Dlaczego my mamy nie wykorzystać tej szansy!
"Dziwię się hotelarzom z Krynicy Morskiej, że nie widzą w przekopie szansy na ożywienie portu jachtowego w Krynicy Morskiej. Teraz praktycznie nie ma możliwości przypłynięcia jachtem, dla turystów ze Skandynawii, Niemiec. Warto spojrzeć na porty jachtowe w Szwecji; ile tam jest jachtów! Dlaczego my mamy nie wykorzystać tej szansy!" A dlaczego mieli by oni wpływać na brudny, śmierdzący i zarobaczony Zalew, gdzie wpłynąć ze względu na zanurzenie, mogą tylko do Krynicy, jeżeli nie wpływają w istotnych ilościach do Władysławowa, Helu czy Gdyni?
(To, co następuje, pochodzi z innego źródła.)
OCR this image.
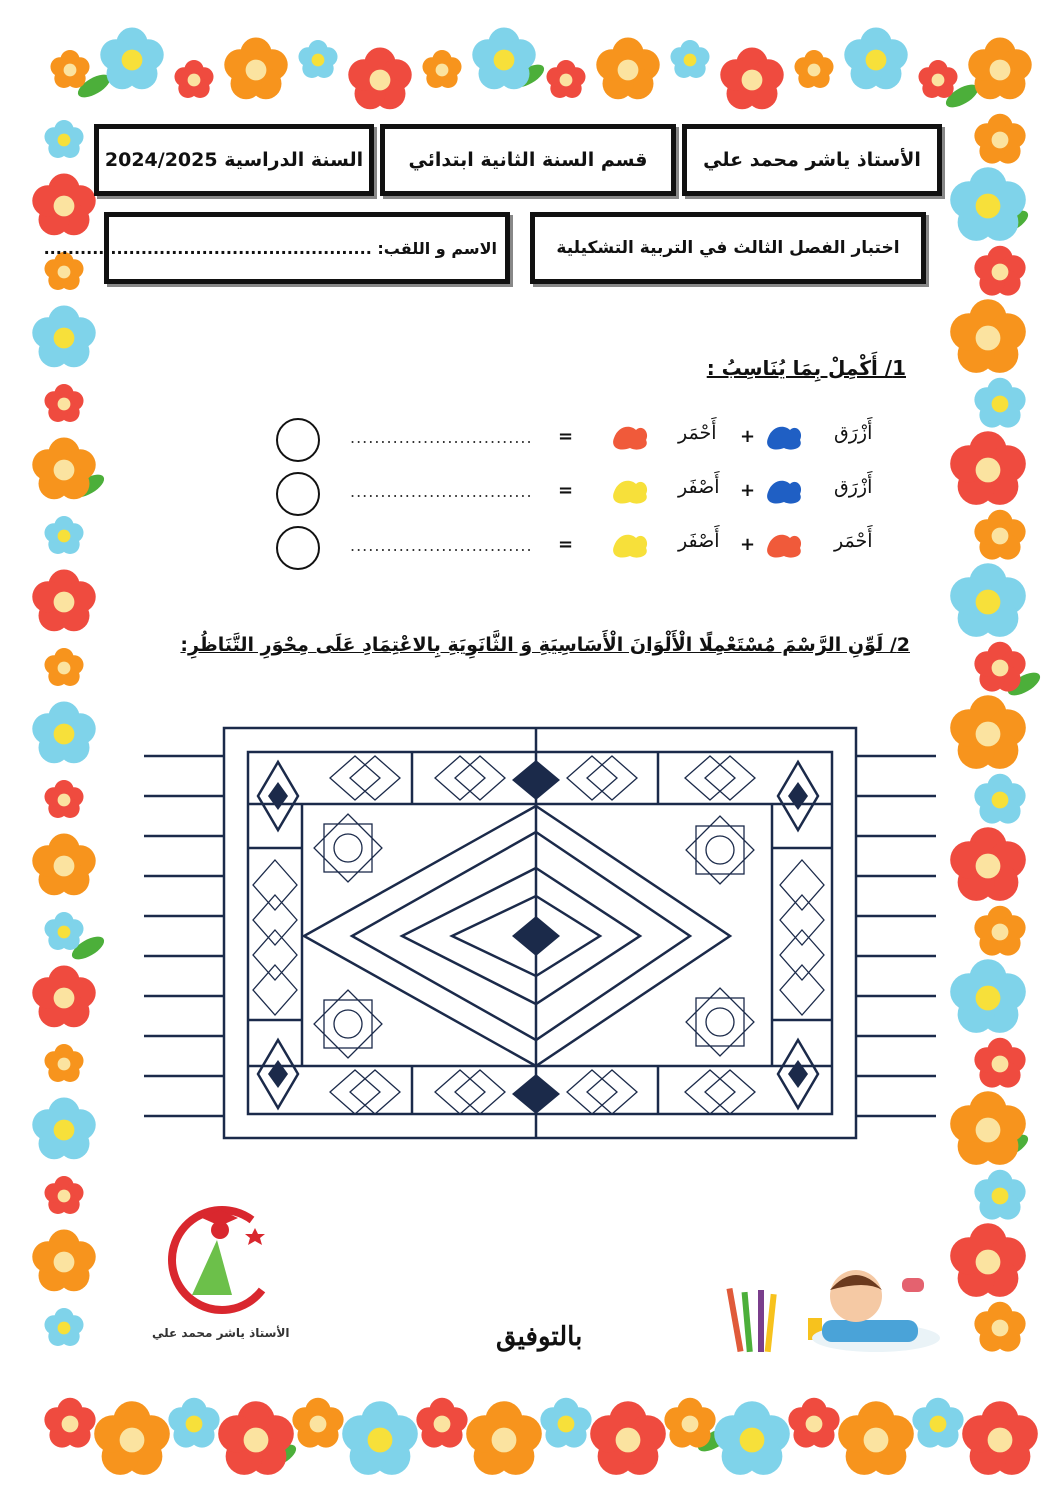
الأستاذ ياشر محمد علي
قسم السنة الثانية ابتدائي
السنة الدراسية 2024/2025
اختبار الفصل الثالث في التربية التشكيلية
الاسم و اللقب: ......................................................
1/ أَكْمِلْ بِمَا يُنَاسِبُ :
أَزْرَق
+
أَحْمَر
=
..............................
أَزْرَق
+
أَصْفَر
=
..............................
أَحْمَر
+
أَصْفَر
=
..............................
2/ لَوِّنِ الرَّسْمَ مُسْتَعْمِلًا الْأَلْوَانَ الْأَسَاسِيَةِ وَ الثَّانَوِيَةِ بِالاعْتِمَادِ عَلَى مِحْوَرِ التَّنَاظُرِ:
الأستاذ ياشر محمد علي	بالتوفيق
Dlaczego polscy wodniacy tu prawie nie pływają, jeżeli nie liczyć kilkunastu autochtonów? A na plażach od morskiej strony Krynicy jest corocznie kilkaset tysięcy ludzi. Czemu ich stracić w zamian za coś co jest zwykłym chciejstwem? Nie popartym faktami zaistniałymi gdzie indziej. Popierał bym przekop, gdyby po obu stronach powstały przystanie/ centra sportów wodnych. Gdyby usypano na Zalewie wyspę stanowiąca miejsce schronienia dla wodniaków w złą pogodę. Gdyby razem z przekopem pogłębiono podejścia do wszystkich portów zalewowych. Gdyby na stałe pracowały tu ze dwie pogłębiarki. Gdyby przekopem wprowadzano wodę z morza na Zalew - ale wyłącznie w tą stronę. Gdyby rozwiązano sposób usuwania z wody szamba (zawiesina) i stale ją natleniano. Ale to zabiegi na dziesięciolecia. Więc żaden polityk o nich nawet nie myśli. Oby do wyborów.